“Dress Distress,” For the Strength of Youth, Sept. 2021, 8.
When I was in high school, I was chosen to participate in a fashion show for an annual school event. I knew that the coordinator would choose dresses that were not modest, so I told her that I would not participate if the dress I had to wear was immodest. She said that would be all right.
When my friends and I went to check out our dresses, I was confused. Despite what the coordinator had told me, all the dresses were the opposite of the dress and appearance standards in the For the Strength of Youth booklet. Because it seemed like there was no solution, I tried on one of the immodest dresses. I wanted to look pretty, but when I wore that dress, I didn’t feel like myself. I wondered, “How would I feel in the Lord’s presence in this kind of dress?”

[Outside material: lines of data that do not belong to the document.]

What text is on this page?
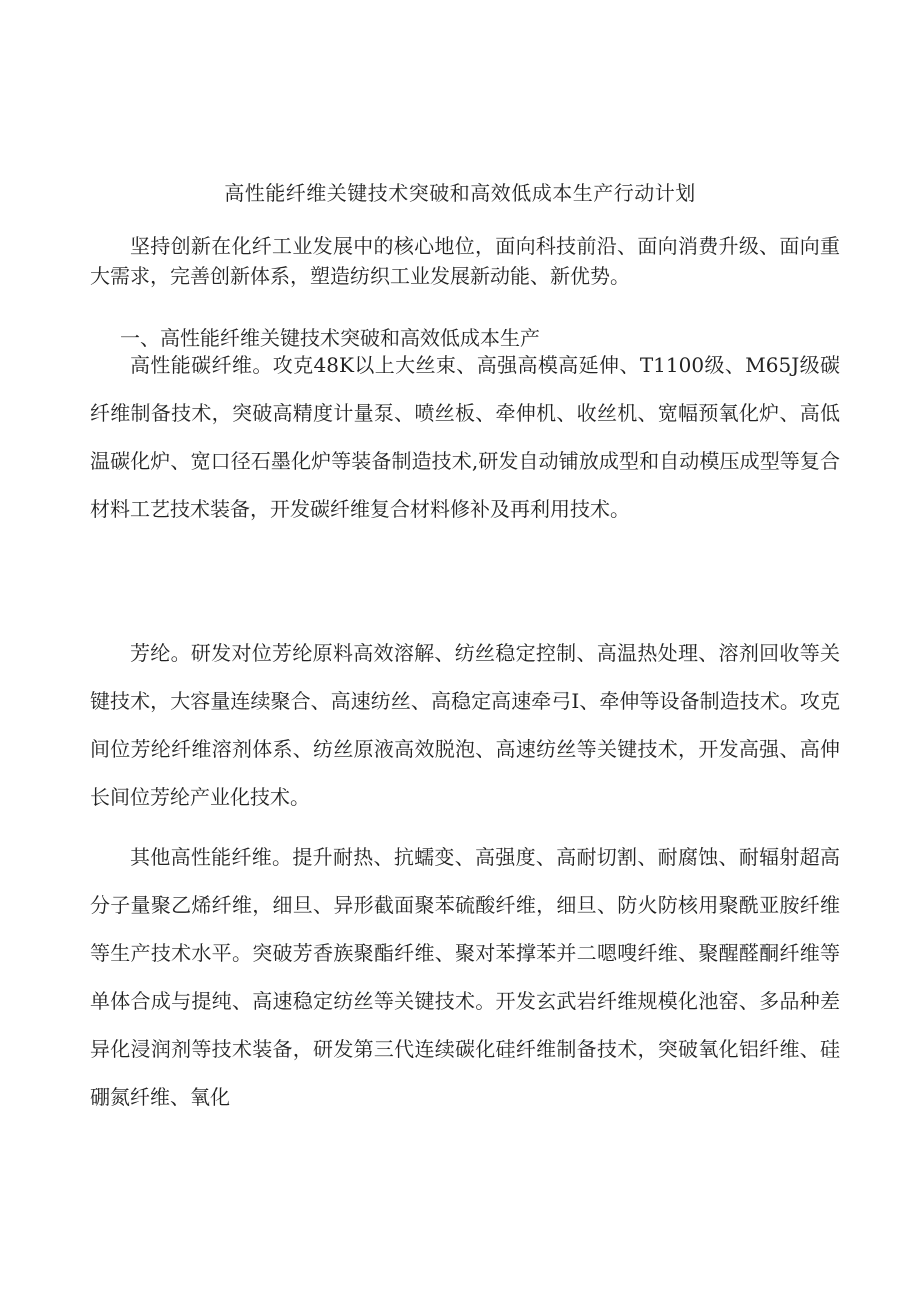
高性能纤维关键技术突破和高效低成本生产行动计划

坚持创新在化纤工业发展中的核心地位，面向科技前沿、面向消费升级、面向重大需求，完善创新体系，塑造纺织工业发展新动能、新优势。

一、高性能纤维关键技术突破和高效低成本生产

高性能碳纤维。攻克48K以上大丝束、高强高模高延伸、T1100级、M65J级碳纤维制备技术，突破高精度计量泵、喷丝板、牵伸机、收丝机、宽幅预氧化炉、高低温碳化炉、宽口径石墨化炉等装备制造技术,研发自动铺放成型和自动模压成型等复合材料工艺技术装备，开发碳纤维复合材料修补及再利用技术。

芳纶。研发对位芳纶原料高效溶解、纺丝稳定控制、高温热处理、溶剂回收等关键技术，大容量连续聚合、高速纺丝、高稳定高速牵弓I、牵伸等设备制造技术。攻克间位芳纶纤维溶剂体系、纺丝原液高效脱泡、高速纺丝等关键技术，开发高强、高伸长间位芳纶产业化技术。

其他高性能纤维。提升耐热、抗蠕变、高强度、高耐切割、耐腐蚀、耐辐射超高分子量聚乙烯纤维，细旦、异形截面聚苯硫酸纤维，细旦、防火防核用聚酰亚胺纤维等生产技术水平。突破芳香族聚酯纤维、聚对苯撑苯并二嗯嗖纤维、聚醒醛酮纤维等单体合成与提纯、高速稳定纺丝等关键技术。开发玄武岩纤维规模化池窑、多品种差异化浸润剂等技术装备，研发第三代连续碳化硅纤维制备技术，突破氧化铝纤维、硅硼氮纤维、氧化
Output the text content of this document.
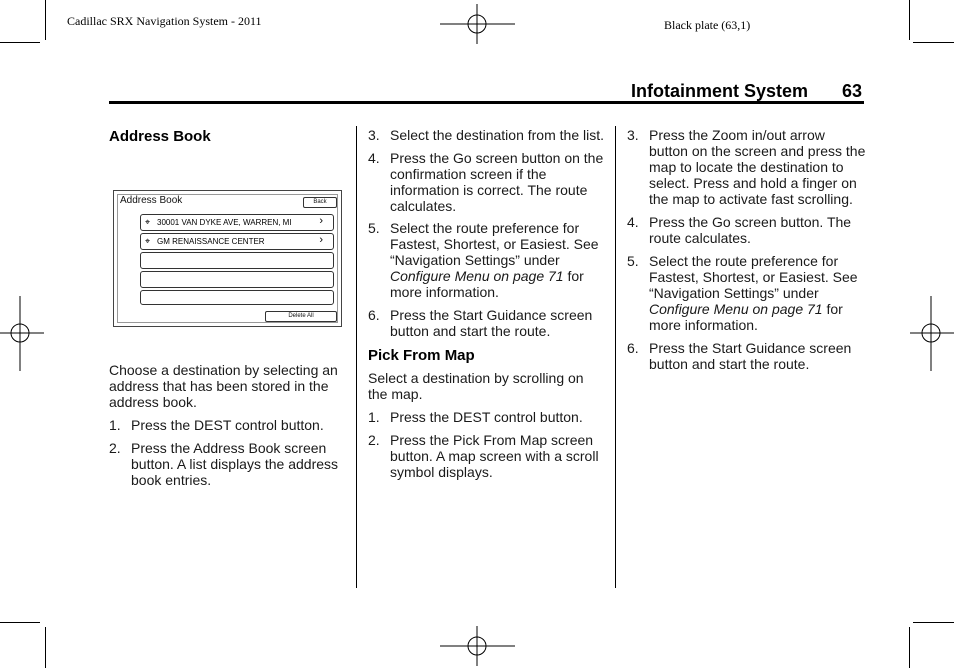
Cadillac SRX Navigation System - 2011	Black plate (63,1)
Infotainment System 63
Address Book
Address Book	Back
⌖ 30001 VAN DYKE AVE, WARREN, MI	›
⌖ GM RENAISSANCE CENTER	›
Delete All

Choose a destination by selecting an address that has been stored in the address book.

1. Press the DEST control button.
2. Press the Address Book screen button. A list displays the address book entries.
3. Select the destination from the list.
4. Press the Go screen button on the confirmation screen if the information is correct. The route calculates.
5. Select the route preference for Fastest, Shortest, or Easiest. See “Navigation Settings” under Configure Menu on page 71 for more information.
6. Press the Start Guidance screen button and start the route.

Pick From Map

Select a destination by scrolling on the map.

1. Press the DEST control button.
2. Press the Pick From Map screen button. A map screen with a scroll symbol displays.
3. Press the Zoom in/out arrow button on the screen and press the map to locate the destination to select. Press and hold a finger on the map to activate fast scrolling.
4. Press the Go screen button. The route calculates.
5. Select the route preference for Fastest, Shortest, or Easiest. See “Navigation Settings” under Configure Menu on page 71 for more information.
6. Press the Start Guidance screen button and start the route.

I thought about how I could get out of this situation. Finally, I found my older sister’s prom dress, which did meet the Lord’s standards. When I told my friends that I would use my own dress, I could tell from their facial expressions that they thought I would look better in the immodest dress. Fortunately, the coordinator said it was OK to wear the modest one.
I was relieved, and I felt confident. I didn’t care what my friends thought. I found a way to participate with a gorgeous and modest dress. I was grateful that I had the courage to keep my standards high, especially when it was not easy or popular.